And thus we come to Despair, which is not one of his best. It comes from a Vladimir Nabokov novel, and the playful Tom Stoppard adapted it. That's an interesting combination, and it suggests a movie of twisted humor, but Fassbinder doesn't seem quite tuned into the structure or the precision or the absurdity of it all. Despair is more weird than funny. It seems too airless, weighed-down and lacking in the instinct that drove the filmmaker's earlier films. (It reminds me of another ornate movie he made the following year, The Marriage of Maria Braun, which earned him worldwide acclaim.)
Despair is also filmed entirely in English, which probably didn't help much either. Dirk Bogarde stars as Hermann Hermann, the manager of a chocolate factory in pre-WWII Germany. He's married to a bubbleheaded wife, Lydia (Andréa Ferréol), and she in turn is presumably having an affair with her like-minded cousin Ardalion (Volker Spengler). One day Hermann meets a man, Felix (Klaus Löwitsch), whom he thinks is his exact double. He conjures up a scheme involving insurance money, which of course, goes terribly wrong.
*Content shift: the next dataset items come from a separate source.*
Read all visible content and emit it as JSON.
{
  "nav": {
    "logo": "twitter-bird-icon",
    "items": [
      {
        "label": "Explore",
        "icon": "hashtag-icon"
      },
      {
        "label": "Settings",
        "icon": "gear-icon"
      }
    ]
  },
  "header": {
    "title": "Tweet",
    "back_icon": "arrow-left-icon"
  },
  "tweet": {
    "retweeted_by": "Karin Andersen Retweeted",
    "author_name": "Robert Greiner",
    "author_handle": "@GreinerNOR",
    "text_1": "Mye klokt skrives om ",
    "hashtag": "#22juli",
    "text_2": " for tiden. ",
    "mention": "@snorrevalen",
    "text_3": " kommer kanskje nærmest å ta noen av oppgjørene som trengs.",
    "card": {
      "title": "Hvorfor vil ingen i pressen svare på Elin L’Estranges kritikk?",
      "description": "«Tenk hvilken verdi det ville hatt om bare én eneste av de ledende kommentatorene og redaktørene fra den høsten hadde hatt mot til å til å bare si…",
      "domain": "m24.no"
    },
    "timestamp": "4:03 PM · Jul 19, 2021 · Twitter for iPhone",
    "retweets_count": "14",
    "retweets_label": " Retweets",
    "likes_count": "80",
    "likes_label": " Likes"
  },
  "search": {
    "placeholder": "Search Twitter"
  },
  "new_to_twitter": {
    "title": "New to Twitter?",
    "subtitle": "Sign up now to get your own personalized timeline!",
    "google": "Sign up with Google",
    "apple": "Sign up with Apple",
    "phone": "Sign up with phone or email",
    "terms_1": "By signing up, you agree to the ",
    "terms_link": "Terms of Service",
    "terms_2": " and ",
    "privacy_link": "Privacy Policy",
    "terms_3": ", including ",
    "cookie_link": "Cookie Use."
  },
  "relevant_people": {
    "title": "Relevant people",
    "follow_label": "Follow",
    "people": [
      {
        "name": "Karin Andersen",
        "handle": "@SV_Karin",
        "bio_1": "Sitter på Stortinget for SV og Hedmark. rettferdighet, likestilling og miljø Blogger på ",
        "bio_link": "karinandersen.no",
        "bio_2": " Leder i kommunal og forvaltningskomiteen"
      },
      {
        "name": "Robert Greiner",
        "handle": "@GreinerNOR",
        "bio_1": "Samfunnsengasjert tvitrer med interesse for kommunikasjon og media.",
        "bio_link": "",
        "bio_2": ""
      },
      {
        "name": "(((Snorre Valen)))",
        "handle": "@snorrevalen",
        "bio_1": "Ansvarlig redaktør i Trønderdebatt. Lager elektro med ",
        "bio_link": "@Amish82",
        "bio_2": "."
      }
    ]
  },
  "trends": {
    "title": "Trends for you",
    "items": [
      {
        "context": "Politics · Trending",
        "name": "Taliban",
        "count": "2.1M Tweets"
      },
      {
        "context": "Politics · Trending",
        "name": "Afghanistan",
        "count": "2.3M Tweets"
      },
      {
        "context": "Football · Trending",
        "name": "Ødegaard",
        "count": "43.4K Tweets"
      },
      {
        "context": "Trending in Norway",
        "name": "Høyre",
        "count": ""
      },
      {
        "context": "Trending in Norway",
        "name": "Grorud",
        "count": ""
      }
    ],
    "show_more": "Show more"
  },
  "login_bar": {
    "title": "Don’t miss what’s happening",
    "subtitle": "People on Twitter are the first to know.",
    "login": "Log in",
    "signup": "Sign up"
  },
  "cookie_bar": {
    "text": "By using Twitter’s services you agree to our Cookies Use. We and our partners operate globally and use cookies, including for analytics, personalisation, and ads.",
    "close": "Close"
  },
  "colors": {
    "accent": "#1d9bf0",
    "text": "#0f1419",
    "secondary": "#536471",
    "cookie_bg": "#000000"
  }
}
Oddly, what would have been the best joke in the book is totally lost on the screen, and there's not much left but long scenes of talking, though set in gorgeously detailed rooms (photographed by the great Michael Ballhaus), as if that's all Fassbinder could think to do. I would have loved for this to have been shot in German, so that perhaps subtitles would have helped the dialogue sound better. As it is, the thick accents and lack of subtitles on Olive Films' new DVD make it difficult to follow the conversations. Perhaps if the film had been less fussy and more visual, it could have been sharper and funnier.
Anyway, I had been interested in seeing this film for years, and it has been notoriously unavailable for just as long. Thanks to Olive Films for making it available on DVD, and in a very fine transfer besides (too bad about that lack of subtitles, but viewers will have to make do). There are no extras. Olive Films also released Fassbinder's I Only Want You to Love Me.
As of November, 2011, Olive Films has followed up with a Blu-Ray edition.